Lord, what fools these mortals be
Captain of our fairy band,
Helena is here at hand,
And the youth, mistook by me,
Pleading for a lover's fee.
Shall we their fond pageant see?
Lord, what fools these mortals be!
The mischievous fairy Puck brings his king Oberon to view a spectacle—what he calls a "fond [foolish] pageant." Four Athenian lovers, lost in the fairies' forest, have lately been acting very strangely, and Puck is partly responsible. Where Oberon had hoped to reconcile, with the aid of a love potion, the bickering lovers, Puck applied the potion to the eyelids of the wrong man. Before, Helena had pursued Demetrius, who had pursued Hermia, who was in love with Lysander. Now, because of Puck's mistake, Lysander pursues Helena, and in the meanwhile Oberon has fixed it so that Demetrius pursues Helena too—the result he originally intended.
All this fairy meddling doesn't prevent Puck from blaming the lovers' behavior on their own foolishness. As far as he's concerned, their actions amount merely to a performance put on for the fairies' enjoyment, while the lovers themselves treat the whole affair with deadly seriousness. Shakespeare's judgment seems to be that love is a form of madness that prompts the lover to act in very foolish ways, indeed.

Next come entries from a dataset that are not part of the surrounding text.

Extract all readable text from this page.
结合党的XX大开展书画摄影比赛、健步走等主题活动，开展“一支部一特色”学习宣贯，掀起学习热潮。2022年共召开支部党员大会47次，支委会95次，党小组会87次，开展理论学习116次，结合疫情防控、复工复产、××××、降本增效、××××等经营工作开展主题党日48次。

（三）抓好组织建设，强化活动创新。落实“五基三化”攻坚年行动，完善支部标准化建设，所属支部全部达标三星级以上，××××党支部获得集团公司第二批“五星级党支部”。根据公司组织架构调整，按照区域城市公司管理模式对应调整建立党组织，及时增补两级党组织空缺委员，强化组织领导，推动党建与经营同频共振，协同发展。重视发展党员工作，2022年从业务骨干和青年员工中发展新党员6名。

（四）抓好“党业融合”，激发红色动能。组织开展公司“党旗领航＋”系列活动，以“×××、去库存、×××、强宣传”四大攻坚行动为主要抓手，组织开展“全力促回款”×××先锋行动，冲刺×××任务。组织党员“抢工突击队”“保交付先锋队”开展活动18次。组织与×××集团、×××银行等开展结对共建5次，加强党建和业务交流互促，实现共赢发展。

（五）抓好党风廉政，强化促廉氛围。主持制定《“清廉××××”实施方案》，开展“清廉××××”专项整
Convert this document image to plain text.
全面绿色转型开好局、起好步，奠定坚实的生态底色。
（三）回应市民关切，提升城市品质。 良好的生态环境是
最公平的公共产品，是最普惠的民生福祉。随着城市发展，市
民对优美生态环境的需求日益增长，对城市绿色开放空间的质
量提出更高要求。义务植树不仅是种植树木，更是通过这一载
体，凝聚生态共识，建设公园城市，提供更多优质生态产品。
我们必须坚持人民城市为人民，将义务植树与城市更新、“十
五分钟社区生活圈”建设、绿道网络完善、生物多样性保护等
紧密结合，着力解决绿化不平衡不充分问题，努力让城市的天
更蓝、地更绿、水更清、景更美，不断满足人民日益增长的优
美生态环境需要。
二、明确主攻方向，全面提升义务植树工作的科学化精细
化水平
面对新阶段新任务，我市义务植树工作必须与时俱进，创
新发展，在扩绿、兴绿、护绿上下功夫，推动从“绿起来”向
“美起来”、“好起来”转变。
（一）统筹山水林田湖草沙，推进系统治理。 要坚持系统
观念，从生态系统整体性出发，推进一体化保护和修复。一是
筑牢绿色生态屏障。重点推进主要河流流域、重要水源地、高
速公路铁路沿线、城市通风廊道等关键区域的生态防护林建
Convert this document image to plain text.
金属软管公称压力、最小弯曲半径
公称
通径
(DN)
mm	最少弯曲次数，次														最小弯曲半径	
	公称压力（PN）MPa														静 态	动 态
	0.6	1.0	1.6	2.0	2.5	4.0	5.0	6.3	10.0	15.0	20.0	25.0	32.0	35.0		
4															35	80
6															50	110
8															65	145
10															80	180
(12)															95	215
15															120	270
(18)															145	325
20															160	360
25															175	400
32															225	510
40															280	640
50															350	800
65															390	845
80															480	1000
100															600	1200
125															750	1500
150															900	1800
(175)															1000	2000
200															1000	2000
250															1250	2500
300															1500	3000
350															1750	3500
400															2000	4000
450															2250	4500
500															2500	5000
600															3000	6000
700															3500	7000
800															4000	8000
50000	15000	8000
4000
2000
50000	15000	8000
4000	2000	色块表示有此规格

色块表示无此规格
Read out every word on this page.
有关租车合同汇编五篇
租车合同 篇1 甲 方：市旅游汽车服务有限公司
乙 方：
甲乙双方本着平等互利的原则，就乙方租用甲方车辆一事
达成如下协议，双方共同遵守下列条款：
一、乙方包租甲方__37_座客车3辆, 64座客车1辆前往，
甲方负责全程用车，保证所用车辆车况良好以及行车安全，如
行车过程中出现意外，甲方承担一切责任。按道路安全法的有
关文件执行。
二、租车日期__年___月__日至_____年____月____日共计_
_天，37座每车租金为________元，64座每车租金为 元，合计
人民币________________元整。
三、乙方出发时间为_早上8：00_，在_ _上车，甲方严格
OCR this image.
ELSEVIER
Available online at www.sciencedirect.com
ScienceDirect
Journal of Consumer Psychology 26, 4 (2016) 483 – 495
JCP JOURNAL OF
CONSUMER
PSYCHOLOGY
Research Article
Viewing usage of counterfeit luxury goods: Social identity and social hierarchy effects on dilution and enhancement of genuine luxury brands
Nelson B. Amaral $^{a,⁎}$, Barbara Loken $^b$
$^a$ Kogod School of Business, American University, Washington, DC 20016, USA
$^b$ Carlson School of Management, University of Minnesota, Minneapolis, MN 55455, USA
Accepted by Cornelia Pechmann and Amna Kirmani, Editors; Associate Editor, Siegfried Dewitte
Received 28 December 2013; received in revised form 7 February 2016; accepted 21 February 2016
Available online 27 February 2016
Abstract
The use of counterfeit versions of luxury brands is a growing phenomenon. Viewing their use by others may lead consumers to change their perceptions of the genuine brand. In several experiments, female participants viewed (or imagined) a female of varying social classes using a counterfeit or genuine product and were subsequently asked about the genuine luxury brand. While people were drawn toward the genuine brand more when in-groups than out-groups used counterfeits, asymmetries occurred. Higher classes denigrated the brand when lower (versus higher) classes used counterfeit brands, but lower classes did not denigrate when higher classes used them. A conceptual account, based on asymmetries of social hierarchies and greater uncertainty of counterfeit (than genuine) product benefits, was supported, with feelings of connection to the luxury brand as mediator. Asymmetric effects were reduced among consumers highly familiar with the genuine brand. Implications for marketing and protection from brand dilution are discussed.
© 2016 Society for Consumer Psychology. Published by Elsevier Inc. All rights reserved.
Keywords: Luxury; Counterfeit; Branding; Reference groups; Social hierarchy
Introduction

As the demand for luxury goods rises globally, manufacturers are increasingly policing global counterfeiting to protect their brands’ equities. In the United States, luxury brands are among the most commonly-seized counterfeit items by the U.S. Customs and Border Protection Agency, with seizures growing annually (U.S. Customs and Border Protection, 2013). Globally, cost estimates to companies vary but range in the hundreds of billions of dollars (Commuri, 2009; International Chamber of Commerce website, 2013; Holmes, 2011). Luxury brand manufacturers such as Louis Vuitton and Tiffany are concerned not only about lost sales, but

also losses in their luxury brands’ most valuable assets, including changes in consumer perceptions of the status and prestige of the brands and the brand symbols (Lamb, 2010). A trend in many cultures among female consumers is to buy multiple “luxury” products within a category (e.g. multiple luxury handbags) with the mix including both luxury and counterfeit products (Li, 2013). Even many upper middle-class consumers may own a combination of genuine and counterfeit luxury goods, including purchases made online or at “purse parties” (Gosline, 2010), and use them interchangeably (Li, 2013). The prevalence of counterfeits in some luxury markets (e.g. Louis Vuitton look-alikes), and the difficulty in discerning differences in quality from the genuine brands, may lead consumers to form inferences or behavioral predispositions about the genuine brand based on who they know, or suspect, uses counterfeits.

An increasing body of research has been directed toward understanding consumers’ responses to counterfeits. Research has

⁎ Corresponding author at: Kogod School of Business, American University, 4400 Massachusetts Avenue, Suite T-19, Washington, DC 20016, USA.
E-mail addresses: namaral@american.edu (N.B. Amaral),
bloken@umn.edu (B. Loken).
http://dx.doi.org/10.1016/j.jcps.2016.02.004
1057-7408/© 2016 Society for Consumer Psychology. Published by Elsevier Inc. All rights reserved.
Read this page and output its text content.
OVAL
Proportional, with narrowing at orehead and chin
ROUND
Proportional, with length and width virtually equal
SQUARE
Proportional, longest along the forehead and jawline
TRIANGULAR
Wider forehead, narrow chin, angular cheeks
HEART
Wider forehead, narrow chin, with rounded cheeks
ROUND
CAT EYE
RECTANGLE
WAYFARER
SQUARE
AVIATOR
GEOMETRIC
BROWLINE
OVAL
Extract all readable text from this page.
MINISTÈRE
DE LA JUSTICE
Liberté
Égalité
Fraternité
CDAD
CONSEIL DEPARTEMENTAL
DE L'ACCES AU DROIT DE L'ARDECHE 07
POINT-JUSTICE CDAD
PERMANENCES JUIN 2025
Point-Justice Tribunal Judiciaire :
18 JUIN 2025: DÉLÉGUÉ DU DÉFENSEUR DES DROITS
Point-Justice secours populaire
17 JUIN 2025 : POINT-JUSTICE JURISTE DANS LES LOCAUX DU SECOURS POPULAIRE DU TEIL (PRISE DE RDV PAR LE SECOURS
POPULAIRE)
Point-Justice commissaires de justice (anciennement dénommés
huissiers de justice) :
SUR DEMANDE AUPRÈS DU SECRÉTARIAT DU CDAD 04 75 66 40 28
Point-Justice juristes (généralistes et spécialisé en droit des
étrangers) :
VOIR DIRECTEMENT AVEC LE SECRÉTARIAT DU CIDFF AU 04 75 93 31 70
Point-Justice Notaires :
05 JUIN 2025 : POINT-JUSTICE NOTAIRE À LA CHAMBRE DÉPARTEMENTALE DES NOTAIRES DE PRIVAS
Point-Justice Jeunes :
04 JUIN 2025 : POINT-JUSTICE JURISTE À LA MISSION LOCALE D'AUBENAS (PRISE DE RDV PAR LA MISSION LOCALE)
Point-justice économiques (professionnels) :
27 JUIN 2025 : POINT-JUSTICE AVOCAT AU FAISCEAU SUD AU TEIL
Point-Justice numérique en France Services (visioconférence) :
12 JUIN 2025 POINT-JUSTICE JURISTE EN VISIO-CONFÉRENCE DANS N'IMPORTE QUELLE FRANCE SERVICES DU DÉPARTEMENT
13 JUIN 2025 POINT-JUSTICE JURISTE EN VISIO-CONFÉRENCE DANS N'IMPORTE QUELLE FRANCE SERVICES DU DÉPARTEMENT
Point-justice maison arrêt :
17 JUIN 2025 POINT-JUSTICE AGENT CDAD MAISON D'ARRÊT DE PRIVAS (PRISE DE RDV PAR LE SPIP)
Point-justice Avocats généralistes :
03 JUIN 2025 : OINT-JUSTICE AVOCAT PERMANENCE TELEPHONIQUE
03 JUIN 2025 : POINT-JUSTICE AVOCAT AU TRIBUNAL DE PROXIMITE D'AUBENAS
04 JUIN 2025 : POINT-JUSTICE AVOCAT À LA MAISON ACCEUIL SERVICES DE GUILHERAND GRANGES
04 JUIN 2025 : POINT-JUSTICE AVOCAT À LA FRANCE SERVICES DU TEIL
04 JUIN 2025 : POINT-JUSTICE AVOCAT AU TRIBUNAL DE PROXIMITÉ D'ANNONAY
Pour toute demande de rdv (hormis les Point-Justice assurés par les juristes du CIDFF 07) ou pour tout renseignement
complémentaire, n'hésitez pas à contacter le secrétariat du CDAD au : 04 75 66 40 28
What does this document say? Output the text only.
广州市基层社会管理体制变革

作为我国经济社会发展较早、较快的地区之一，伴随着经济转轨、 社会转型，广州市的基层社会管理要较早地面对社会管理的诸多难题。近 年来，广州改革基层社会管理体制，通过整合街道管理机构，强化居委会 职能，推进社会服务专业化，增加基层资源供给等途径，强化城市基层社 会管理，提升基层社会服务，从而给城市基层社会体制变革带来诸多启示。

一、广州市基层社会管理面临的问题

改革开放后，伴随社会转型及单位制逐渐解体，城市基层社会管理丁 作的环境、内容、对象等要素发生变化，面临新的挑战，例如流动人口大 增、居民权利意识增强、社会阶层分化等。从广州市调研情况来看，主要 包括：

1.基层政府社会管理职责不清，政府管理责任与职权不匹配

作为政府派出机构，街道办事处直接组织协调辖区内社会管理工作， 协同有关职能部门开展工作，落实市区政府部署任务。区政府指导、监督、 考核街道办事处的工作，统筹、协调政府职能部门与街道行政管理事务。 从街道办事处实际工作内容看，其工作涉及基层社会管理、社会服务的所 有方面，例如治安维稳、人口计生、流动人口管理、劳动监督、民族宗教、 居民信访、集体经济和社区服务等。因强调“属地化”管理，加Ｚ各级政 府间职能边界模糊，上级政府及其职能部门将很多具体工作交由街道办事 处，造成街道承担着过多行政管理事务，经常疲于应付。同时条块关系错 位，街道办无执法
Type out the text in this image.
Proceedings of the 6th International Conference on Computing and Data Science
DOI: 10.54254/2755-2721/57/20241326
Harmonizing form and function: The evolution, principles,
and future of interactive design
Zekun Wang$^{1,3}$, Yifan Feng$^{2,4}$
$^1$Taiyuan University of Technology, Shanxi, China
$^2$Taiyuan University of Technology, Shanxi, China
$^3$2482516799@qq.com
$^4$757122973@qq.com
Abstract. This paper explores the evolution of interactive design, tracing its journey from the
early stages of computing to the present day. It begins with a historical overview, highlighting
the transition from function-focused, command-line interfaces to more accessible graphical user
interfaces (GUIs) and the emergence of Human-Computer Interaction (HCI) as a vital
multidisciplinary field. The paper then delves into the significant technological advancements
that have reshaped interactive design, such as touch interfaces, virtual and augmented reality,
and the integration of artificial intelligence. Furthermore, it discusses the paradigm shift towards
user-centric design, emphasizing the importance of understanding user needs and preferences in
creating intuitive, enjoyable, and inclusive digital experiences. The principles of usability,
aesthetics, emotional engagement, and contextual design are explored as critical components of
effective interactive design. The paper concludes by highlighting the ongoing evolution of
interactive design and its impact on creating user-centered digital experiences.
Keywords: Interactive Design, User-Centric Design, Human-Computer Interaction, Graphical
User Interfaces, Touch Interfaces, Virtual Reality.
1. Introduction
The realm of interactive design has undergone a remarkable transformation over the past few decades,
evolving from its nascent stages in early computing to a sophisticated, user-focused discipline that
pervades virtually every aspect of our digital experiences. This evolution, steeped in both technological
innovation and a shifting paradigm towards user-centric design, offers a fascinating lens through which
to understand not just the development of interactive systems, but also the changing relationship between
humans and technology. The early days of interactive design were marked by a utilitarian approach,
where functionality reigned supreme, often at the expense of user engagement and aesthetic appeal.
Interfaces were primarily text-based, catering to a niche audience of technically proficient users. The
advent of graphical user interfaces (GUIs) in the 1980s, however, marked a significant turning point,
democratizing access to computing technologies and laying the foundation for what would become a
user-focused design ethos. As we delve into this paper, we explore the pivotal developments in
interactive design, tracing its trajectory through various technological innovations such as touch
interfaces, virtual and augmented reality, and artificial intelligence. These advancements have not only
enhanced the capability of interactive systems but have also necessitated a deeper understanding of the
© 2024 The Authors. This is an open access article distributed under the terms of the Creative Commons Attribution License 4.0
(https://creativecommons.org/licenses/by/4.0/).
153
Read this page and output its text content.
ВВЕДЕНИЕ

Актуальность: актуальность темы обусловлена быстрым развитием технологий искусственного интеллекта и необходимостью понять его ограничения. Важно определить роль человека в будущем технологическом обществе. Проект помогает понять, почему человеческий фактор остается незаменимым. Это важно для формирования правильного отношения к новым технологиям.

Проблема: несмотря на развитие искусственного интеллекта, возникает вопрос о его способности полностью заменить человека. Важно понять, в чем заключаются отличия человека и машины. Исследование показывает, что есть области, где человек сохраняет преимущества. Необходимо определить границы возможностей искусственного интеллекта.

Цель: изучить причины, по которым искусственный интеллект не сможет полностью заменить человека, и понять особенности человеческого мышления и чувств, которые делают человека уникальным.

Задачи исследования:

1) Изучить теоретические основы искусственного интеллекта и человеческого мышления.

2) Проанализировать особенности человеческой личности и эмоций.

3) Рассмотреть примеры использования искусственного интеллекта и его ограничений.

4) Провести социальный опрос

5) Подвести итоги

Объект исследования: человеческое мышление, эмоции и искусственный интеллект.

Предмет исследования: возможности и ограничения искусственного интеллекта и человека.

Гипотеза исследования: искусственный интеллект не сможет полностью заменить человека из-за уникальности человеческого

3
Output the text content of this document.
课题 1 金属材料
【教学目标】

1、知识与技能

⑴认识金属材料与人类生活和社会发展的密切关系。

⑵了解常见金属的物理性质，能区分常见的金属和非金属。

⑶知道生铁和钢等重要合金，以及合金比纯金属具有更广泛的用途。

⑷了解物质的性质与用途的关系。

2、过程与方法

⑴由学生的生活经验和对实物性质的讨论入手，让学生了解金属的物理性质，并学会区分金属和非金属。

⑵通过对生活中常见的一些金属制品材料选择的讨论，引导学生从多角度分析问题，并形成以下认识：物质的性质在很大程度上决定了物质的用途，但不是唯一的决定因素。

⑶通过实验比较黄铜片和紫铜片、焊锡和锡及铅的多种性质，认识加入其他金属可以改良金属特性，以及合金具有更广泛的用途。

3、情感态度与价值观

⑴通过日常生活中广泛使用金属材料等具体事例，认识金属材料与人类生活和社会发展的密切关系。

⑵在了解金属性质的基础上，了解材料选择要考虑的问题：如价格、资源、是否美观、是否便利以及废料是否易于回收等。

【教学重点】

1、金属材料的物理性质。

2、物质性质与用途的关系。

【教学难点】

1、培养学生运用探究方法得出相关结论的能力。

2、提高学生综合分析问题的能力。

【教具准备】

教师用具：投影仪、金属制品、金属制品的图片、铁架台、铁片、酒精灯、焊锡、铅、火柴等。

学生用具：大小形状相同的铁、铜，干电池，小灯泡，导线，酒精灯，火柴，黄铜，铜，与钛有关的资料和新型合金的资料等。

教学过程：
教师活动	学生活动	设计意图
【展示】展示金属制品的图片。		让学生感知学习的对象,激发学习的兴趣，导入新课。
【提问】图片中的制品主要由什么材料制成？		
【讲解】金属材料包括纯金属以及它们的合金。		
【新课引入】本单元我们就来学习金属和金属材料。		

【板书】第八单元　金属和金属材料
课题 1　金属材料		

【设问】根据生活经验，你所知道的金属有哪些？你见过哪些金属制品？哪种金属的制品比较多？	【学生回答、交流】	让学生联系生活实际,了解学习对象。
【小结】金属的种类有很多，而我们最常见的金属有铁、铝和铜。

As Duke Theseus says, lovers, like madmen and poets, are fantasists, "of imagination all compact [composed]" (Act 5, scene 1, 8). Though their fantasies are irrational, however, they are also acts of creation that produce "More than cool reason ever comprehends" (line 6). Theseus doesn't wholly approve of the frantic delusions of lovers and poets, but the poet Shakespeare is implicitly more tolerant.